To assist in implementing this two-part standard, the Oklahoma Supreme Court, while this appeal was pending, adopted a three-level analysis crafted by the Louisiana Supreme Court in Berry v. Holston Well Serv., Inc., 488 So.2d 934 (La.1986). See Bradley v. Clark, 804 P.2d 425, 427-28 (Okla.1990). Under the Louisiana approach, in order to determine whether a principal is a statutory employer of a contractor’s employees, a court must first inquire whether the contract work is specialized or nonspecialized. Id. at 428 n. 10 (citing Berry, 488 So.2d at 937-39 and Rowe v. Northwestern Nat’l Ins. Co., 471 So.2d 226 (La.1985)). This inquiry takes into consideration whether the level of skill, training, and experience required to perform the work at issue is not ordinarily possessed by workers outside the contract field. Id. If the contract work is specialized per se, it is not, as a matter of law, part of the principal’s trade, business, or occupation. Id.

If the contract work is not specialized per se, the court must then compare the contract work with the principal’s trade, business, or occupation to determine whether the contract work could be considered a part thereof. Id. Finally, the court must inquire whether the principal was actually engaged at the time of the injury in the trade, business, or occupation of the hired contractor. Id.

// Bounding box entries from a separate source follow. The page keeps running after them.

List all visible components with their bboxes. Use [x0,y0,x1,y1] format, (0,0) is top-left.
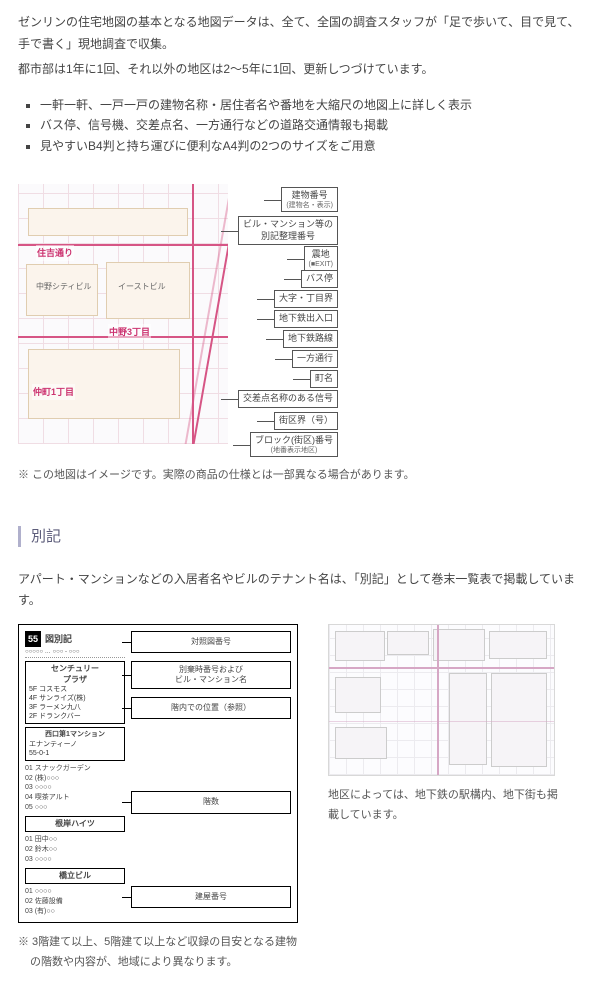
betsuki-building: 西口第1マンション エナンティーノ 55-0-1 [25,727,125,760]
map-label: 仲町1丁目 [32,384,75,400]
betsuki-intro: アパート・マンションなどの入居者名やビルのテナント名は、「別記」として巻末一覧表… [18,569,583,612]
legend-item: 街区界（号） [274,412,338,430]
betsuki-dots: ○○○○○ … ○○○ - ○○○ [25,649,125,658]
betsuki-tenant-list: 01 田中○○ 02 鈴木○○ 03 ○○○○ [25,835,125,864]
legend-item: 地下鉄出入口 [274,310,338,328]
betsuki-right-col: 地区によっては、地下鉄の駅構内、地下街も掲載しています。 [328,624,558,830]
map-note: ※ この地図はイメージです。実際の商品の仕様とは一部異なる場合があります。 [18,466,583,486]
betsuki-subnote: ※ 3階建て以上、5階建て以上など収録の目安となる建物の階数や内容が、地域により… [18,933,298,973]
betsuki-number-badge: 55 [25,631,41,647]
map-building-label: 中野シティビル [36,280,92,294]
betsuki-left-col: 55 図別記 ○○○○○ … ○○○ - ○○○ センチュリープラザ 5F コス… [18,624,298,977]
legend-item: 震地(■EXIT) [304,246,338,271]
map-with-legend: 住吉通り 中野3丁目 仲町1丁目 中野シティビル イーストビル 建物番号(建物名… [18,184,583,444]
betsuki-diagram-title: 図別記 [45,631,72,647]
feature-item: 一軒一軒、一戸一戸の建物名称・居住者名や番地を大縮尺の地図上に詳しく表示 [40,95,583,115]
betsuki-legend-item: 建屋番号 [131,886,291,908]
feature-list: 一軒一軒、一戸一戸の建物名称・居住者名や番地を大縮尺の地図上に詳しく表示 バス停… [18,95,583,156]
betsuki-legend-item: 対照図番号 [131,631,291,653]
map-label: 中野3丁目 [108,324,151,340]
legend-item: 町名 [310,370,338,388]
feature-item: 見やすいB4判と持ち運びに便利なA4判の2つのサイズをご用意 [40,136,583,156]
sample-map-image: 住吉通り 中野3丁目 仲町1丁目 中野シティビル イーストビル [18,184,228,444]
betsuki-tenant-list: 01 スナックガーデン 02 (株)○○○ 03 ○○○○ 04 喫茶アルト 0… [25,764,125,813]
betsuki-legend-item: 別棄時番号およびビル・マンション名 [131,661,291,688]
intro-line-1: ゼンリンの住宅地図の基本となる地図データは、全て、全国の調査スタッフが「足で歩い… [18,12,583,55]
betsuki-row: 55 図別記 ○○○○○ … ○○○ - ○○○ センチュリープラザ 5F コス… [18,624,583,977]
intro-line-2: 都市部は1年に1回、それ以外の地区は2〜5年に1回、更新しつづけています。 [18,59,583,81]
betsuki-diagram: 55 図別記 ○○○○○ … ○○○ - ○○○ センチュリープラザ 5F コス… [18,624,298,923]
legend-item: 地下鉄路線 [283,330,338,348]
legend-item: 建物番号(建物名・表示) [281,187,338,212]
legend-item: バス停 [301,270,338,288]
betsuki-tenant-list: 01 ○○○○ 02 佐藤設備 03 (有)○○ [25,887,125,916]
legend-item: ブロック(街区)番号(地番表示地区) [250,432,338,457]
betsuki-building: 橋立ビル [25,868,125,884]
legend-item: 交差点名称のある信号 [238,390,338,408]
map-label: 住吉通り [36,245,74,261]
legend-item: 大字・丁目界 [274,290,338,308]
betsuki-building: センチュリープラザ 5F コスモス 4F サンライズ(株) 3F ラーメン九八 … [25,661,125,724]
feature-item: バス停、信号機、交差点名、一方通行などの道路交通情報も掲載 [40,115,583,135]
betsuki-heading: 別記 [18,526,583,547]
map-legend: 建物番号(建物名・表示) ビル・マンション等の別記整理番号 震地(■EXIT) … [228,184,338,444]
legend-item: 一方通行 [292,350,338,368]
betsuki-legend-item: 階数 [131,791,291,813]
map-section: 住吉通り 中野3丁目 仲町1丁目 中野シティビル イーストビル 建物番号(建物名… [18,184,583,486]
betsuki-building: 根岸ハイツ [25,816,125,832]
metro-note: 地区によっては、地下鉄の駅構内、地下街も掲載しています。 [328,786,558,826]
map-building-label: イーストビル [118,280,166,294]
legend-item: ビル・マンション等の別記整理番号 [238,216,338,245]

In this case, the district court applied the Oklahoma law which predated Bradley and concluded that the United States was decedent’s statutory employer simply because the work performed by Frost & Keeling “was a necessary and integral part of [the United States’] day-today business operations.” Izard, 711 F.Supp. at 1047. At oral argument, neither side was aware of Bradley. The threshold question presented is whether Bradley should apply retroactively here.

When applying state law, this court must apply a state supreme court’s most recent statement of state law. Robinson v. Volkswagen of Am., Inc., 803 F.2d 572, 574 (10th Cir.1986), Bradley is the Oklahoma Supreme Court’s most recent statement concerning that state’s statutory employer defense. Our task is to predict whether the Oklahoma Supreme Court would apply Bradley retroactively. Southwest Forest Indus., Inc. v. Sutton, 868 F.2d 352, 354 (10th Cir.1989), cert. denied, — U.S. -, 110 S.Ct. 1320, 108 L.Ed.2d 496 (1990).

The Oklahoma Supreme Court provided no obvious indication in Bradley whether it intended the decision to be applied retroactively. , Because Bradley does not express *1495 ly require retroactive application beyond that case, Oklahoma law must be examined for further gúidance. Under Oklahoma law, the general rule is that an appellate court must apply the law in effect at the time it renders its decision. Griggs v. Oklahoma ex rel. Okla. Dep’t of Transp., 702 P.2d 1017, 1022 n. 21 (Okla.1985). The Oklahoma Supreme Court has adopted the three factors from Chevron Oil Co. v. Huson, 404 U.S.